Exiles Forum

Lisburn, Co. Antrim, Northern Ireland




Time to plant

BEDDING plants should all be planted, now that five letter word 'frost' is no longer a menace.

Your hanging baskets shouldn't be put out until June, however. Bad weather in May frequently hinders hanging basket development, plus the longer they are sheltered, the bigger, better and bolder the flowers will be.

Of course here we have to watch out for an attack of the Clones, which could have devastating effect.

I'm not talking about the latest offering from Lucasfilm productions, but I speak of Greenfly, whitefly, and all the little creepy crawlies we know and love so well.

They are back with a vengeance, particularly so at a time of warm humid weather when their reproduction rates seem to triple.
The horticultural laser sword with which to wipe out these pests . . .all of them is Roseclear, surprisingly effective on lots of flowers.

Of course there are some plants very sensitive to these chemicals including Fuschsias and Geraniums, in which case you should blast the enemy with old washing up liquid.
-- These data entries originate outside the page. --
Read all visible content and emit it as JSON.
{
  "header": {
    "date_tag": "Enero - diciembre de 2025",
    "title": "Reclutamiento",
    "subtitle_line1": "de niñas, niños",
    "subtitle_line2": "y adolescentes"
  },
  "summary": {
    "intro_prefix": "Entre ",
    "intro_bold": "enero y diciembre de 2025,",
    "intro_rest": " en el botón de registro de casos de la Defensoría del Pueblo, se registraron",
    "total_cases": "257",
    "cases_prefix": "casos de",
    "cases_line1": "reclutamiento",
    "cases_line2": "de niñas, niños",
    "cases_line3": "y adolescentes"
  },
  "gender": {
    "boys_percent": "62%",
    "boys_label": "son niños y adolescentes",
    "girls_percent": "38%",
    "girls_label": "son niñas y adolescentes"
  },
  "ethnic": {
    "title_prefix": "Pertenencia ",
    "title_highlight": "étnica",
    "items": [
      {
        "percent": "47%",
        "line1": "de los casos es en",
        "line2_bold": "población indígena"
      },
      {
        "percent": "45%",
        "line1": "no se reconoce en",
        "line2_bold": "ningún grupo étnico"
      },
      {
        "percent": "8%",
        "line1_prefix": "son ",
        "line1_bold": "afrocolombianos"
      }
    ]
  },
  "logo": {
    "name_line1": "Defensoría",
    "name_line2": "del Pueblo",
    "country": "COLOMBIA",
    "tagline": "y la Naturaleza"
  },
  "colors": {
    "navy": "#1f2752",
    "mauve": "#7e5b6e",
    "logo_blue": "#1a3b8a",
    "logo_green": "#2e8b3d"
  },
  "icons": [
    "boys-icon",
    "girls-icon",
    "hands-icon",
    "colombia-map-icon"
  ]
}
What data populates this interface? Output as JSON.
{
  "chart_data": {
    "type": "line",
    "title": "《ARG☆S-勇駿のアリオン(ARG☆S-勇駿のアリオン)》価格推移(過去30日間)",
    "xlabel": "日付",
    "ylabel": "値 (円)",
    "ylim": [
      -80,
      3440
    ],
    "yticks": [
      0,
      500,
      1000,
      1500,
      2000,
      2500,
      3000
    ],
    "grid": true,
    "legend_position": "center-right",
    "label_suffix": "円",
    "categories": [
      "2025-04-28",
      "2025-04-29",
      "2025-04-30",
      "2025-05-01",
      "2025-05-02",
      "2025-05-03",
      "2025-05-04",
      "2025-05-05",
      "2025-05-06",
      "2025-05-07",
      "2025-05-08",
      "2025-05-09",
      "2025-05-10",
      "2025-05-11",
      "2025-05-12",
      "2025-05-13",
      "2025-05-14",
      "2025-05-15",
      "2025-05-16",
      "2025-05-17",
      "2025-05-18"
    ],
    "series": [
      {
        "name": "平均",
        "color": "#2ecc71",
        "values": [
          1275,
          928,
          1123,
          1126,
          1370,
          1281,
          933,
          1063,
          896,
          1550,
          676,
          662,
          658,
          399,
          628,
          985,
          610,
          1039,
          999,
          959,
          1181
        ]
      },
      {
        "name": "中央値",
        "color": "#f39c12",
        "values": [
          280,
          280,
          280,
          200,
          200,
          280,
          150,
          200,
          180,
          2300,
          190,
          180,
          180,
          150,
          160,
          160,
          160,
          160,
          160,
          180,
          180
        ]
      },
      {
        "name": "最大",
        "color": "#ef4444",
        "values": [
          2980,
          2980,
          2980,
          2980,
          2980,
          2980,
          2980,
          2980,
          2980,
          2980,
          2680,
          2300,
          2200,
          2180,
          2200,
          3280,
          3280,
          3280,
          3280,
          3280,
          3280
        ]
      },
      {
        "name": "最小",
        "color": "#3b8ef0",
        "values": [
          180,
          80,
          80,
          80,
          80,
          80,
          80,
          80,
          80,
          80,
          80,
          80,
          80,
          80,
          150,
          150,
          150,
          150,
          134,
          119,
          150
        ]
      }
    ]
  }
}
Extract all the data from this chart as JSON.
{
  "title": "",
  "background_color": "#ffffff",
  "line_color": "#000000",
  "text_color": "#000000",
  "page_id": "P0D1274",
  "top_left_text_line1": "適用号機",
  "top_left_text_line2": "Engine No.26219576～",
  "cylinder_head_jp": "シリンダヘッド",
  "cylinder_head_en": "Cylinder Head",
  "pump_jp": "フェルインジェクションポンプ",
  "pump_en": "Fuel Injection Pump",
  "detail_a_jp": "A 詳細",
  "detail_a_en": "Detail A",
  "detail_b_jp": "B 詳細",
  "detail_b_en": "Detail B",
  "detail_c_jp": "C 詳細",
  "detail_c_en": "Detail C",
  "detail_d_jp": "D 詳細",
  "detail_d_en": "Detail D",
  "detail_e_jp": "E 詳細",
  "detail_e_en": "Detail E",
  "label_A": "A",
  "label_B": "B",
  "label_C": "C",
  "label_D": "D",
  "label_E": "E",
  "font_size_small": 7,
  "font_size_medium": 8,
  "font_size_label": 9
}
Try 'companion' planting, French Marigold under roses attract hoverflies which feed on aphids! Try this combination in a summer pot - mint or garlic confuses the attacking pests, handy for interplanting with fragrant flowers like Ten Week Stocks.

As for how bedding should look: some say it is best to repeat a pattern of three colours. Some say big old swathes of colour either in rows or flowing like a river would look good under shrubs.

Perhaps in a circle bed divided into five with a white edge of Alyssum.

A good focal point here would be a slender Box topiary specimen or Cupressus macrocarpa 'Goldcrest'; a striking upright conifer which smells of wine gums! Beauty lies in the eyes of the beholder.

Watering and feeding are vital if you want bedding to look best. Miracle-Gro is excellent, but in my experience potash rich tomato food is just as good.

Don't forget you can use this on anything which flowers or fruits, including those obstinate old shrubs reluctant to flower.

Look for the NPK ratio on the back of the plant food packet. N is the Nitrogen and makes foliage, P is for Phosphate and roots, and K is Potash for flowers.

Start feeding now weekly and it will make a big difference, but don't forget to deal with your pests too, otherwise they will turn your garden to the dark side!